Domestic team information
- 2003–2006: Aberdeenshire
- 2007–Date: Stoneywood-Dyce

Career statistics
| Competition | ODI | T20I | FC | LA |
| Matches | 5 | 11 | 1 | 23 |
| Runs scored | 44 | 94 | 64 | 308 |
| Batting average | 11.00 | 10.4 | 32.00 | 16.21 |
| 100s/50s | 0/0 | 0/0 | 0/1 | 0/1 |
| Top score | 22* | 45 | 64 | 80* |
| Balls bowled | 150 | 81 | 180 | 865 |
| Wickets | 6 | 3 | 5 | 24 |
| Bowling average | 27.66 | 52.00 | 18.20 | 34,20 |
| 5 wickets in innings | 0 | 0 | 0 | 0 |
| 10 wickets in match | 0 | 0 | 0 | 0 |
| Best bowling | 2/25 | 2/24 | 3/43 | 4/41 |
| Catches/stumpings | 1/– | 2/– | 0/– | 6/– |
- Source: Cricinfo, 24 July 2012

= Jan Stander =

Jan Hendrik Stander (born 4 January 1982) is a cricketer who represents Scotland. An all-rounder, Stander bats right handed and bowls right arm medium-fast. He was a member of the Scotland squad for the 2009 ICC World Cup Qualifier, during which he made his debut in One Day Internationals (ODIs). He has also played first-class and List A cricket for Scotland.

==Career==
Stander moved to Scotland from his native South Africa in 2003. He began playing for Aberdeenshire Cricket Club that year, and remained with the club until 2006. By 2007 Stander was a cricket development officer for the Grampian region. Early that year he coached Scotland Under-15s on their tour of South Africa. For the 2007 season Stander moved to Stoneywood-Dyce; by 2008 he was the club's captain and led them to promotion in the Lloyds TSB Scotland League Division 1. By virtue of residing in the country for four years, in October 2008 Stander became eligible to represent Scotland at international level.
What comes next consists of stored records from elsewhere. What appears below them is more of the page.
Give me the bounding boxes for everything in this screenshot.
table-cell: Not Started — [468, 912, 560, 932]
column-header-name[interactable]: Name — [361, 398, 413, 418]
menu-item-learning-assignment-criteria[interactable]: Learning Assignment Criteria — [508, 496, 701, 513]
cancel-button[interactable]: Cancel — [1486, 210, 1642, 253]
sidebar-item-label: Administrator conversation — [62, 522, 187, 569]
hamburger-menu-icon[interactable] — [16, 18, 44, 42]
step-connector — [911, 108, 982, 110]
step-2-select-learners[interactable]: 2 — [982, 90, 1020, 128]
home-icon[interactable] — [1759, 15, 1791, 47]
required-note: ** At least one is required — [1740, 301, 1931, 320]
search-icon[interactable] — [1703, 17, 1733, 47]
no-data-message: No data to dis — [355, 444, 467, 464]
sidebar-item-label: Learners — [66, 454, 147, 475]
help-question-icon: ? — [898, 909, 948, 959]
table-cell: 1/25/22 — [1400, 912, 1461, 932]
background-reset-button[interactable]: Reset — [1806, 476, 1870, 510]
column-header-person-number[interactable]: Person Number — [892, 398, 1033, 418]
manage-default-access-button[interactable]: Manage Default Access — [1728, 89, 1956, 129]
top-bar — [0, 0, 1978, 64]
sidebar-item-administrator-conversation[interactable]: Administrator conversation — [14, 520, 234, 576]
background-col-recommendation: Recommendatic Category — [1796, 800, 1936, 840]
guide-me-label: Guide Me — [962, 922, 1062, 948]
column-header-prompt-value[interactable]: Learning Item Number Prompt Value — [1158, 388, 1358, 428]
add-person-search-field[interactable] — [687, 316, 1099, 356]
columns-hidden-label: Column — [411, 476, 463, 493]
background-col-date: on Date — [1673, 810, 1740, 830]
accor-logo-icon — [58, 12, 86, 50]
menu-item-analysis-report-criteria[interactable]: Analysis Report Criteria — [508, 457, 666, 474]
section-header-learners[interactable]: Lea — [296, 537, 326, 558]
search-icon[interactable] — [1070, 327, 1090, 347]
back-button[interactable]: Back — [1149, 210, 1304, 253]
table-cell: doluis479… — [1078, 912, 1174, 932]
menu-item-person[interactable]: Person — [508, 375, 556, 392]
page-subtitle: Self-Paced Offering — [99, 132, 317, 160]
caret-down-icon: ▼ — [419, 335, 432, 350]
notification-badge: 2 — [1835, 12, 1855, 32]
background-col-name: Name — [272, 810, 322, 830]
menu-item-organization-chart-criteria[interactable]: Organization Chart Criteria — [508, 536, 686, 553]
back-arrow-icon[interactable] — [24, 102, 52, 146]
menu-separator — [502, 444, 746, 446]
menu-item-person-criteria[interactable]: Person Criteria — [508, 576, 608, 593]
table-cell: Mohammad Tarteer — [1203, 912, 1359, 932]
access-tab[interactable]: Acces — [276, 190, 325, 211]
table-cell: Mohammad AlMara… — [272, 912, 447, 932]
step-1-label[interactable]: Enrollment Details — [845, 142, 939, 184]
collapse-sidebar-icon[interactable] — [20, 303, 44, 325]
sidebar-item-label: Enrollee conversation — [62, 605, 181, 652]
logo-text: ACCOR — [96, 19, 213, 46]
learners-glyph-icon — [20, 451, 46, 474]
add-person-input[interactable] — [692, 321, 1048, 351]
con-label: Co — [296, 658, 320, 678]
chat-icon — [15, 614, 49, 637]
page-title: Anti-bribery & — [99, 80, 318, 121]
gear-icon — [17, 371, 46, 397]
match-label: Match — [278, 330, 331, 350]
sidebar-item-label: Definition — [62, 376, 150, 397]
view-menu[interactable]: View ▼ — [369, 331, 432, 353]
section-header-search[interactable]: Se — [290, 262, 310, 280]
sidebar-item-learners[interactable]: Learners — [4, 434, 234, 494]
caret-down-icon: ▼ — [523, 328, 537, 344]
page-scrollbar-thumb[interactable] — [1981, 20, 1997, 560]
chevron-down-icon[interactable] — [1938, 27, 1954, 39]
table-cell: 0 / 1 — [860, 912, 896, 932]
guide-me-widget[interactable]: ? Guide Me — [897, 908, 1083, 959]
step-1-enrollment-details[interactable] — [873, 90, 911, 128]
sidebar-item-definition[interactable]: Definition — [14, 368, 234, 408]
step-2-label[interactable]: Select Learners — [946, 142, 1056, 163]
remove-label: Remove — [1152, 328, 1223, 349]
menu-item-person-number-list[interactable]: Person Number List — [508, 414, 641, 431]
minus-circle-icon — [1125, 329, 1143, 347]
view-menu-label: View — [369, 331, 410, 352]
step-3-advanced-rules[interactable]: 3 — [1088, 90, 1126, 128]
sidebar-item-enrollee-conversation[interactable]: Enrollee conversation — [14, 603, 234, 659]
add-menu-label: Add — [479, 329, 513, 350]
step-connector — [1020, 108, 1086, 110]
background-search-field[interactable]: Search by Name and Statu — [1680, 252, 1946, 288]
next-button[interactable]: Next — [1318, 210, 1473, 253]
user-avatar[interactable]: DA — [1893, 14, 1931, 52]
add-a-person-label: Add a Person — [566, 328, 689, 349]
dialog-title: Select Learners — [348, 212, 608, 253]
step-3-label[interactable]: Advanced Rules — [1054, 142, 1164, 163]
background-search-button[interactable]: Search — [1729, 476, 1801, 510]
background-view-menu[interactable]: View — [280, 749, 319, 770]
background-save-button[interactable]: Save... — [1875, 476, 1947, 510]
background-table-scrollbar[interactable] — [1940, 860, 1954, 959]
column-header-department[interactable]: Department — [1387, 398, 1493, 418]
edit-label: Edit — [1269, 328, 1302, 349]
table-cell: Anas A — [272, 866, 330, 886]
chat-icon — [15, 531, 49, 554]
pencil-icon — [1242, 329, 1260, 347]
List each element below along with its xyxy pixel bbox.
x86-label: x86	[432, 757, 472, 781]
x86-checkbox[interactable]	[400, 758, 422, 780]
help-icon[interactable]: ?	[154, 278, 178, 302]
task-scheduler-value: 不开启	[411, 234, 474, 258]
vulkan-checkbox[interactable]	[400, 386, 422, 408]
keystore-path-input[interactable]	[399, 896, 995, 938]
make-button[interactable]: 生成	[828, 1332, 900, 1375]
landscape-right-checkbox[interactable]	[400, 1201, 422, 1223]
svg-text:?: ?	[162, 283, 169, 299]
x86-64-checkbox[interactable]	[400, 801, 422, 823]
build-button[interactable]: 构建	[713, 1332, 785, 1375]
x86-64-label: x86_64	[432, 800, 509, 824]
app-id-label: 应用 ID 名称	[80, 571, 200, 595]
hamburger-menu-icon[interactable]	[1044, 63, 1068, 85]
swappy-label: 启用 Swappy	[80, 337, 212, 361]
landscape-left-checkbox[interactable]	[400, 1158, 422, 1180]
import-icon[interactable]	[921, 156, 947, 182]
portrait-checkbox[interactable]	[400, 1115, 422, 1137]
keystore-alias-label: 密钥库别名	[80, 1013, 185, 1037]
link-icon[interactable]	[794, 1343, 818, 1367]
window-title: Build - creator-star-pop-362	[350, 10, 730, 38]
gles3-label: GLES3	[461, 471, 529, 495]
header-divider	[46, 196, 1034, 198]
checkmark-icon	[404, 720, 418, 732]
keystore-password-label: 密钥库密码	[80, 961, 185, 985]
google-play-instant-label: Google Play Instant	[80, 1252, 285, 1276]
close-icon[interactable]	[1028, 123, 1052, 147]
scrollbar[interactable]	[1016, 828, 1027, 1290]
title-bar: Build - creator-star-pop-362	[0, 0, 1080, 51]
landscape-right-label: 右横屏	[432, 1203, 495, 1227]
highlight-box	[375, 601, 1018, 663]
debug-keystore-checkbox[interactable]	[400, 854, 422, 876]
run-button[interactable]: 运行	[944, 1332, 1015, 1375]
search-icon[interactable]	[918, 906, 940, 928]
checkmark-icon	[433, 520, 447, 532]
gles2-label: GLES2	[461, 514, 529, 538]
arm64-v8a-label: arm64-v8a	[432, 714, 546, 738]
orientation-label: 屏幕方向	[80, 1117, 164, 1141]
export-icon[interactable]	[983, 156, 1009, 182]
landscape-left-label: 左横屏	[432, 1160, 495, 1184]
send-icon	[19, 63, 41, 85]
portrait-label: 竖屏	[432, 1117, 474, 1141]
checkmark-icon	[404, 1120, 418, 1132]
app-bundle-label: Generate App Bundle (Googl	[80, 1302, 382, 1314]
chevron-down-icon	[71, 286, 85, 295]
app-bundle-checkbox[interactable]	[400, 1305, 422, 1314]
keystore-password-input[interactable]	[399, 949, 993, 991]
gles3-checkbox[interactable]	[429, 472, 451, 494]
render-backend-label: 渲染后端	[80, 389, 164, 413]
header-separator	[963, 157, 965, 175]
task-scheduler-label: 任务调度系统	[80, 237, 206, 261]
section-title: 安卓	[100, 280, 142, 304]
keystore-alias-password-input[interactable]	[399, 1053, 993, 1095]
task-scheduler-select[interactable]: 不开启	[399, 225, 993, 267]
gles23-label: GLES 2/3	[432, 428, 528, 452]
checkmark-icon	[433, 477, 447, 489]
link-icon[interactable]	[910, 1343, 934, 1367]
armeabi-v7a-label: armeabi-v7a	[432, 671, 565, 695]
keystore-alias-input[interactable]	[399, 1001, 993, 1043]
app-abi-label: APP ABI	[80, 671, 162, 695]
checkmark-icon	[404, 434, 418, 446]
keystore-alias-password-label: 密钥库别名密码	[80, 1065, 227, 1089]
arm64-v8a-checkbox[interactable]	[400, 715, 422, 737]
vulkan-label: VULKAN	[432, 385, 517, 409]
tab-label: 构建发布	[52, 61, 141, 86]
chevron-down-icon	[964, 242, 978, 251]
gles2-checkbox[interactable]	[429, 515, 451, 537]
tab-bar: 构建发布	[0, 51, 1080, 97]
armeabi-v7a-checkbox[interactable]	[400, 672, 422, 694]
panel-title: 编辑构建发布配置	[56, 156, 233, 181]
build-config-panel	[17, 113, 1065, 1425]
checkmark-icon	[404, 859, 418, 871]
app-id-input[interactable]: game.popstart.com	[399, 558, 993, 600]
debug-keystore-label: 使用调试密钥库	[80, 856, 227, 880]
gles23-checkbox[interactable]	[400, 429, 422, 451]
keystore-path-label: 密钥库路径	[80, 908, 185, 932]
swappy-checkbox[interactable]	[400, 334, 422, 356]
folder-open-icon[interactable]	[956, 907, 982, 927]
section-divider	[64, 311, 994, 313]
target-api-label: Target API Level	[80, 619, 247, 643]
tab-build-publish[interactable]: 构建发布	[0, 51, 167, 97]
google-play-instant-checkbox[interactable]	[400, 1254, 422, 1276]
Three months after qualifying, he was called into the national squad for the first time; he was the only uncapped played in Scotland's 15-man squad for the 2009 World Cup Qualifier hosted by South Africa in April. It was felt that Stander's experience of South African conditions would be useful. His selection sparked debate about the state of Scottish cricket as some coaches were concerned that players born in the country were not being given enough opportunities. At the time, 3 of the 15 players in the squad were born outside Scotland. Stander brushed off the criticism, saying "I don't mind because I thrive under pressure. People have strong opinions on foreign players turning out for other countries, but if you love the game, you do all that's possible to play at the highest level." During the tournament, on 1 April Stander made his ODI debut against Ireland. Scotland had a poor tournament, finishing in the top six of the tournament, which was enough to retain the team's ODI status but not to qualify for the 2011 World Cup. In ten matches Stander scored 213 runs, making him Scotland's fourth-highest run-scorer in the tournament (the top three all scored more than 350), and was the team's third-highest wicket-taker with 13 dismissals.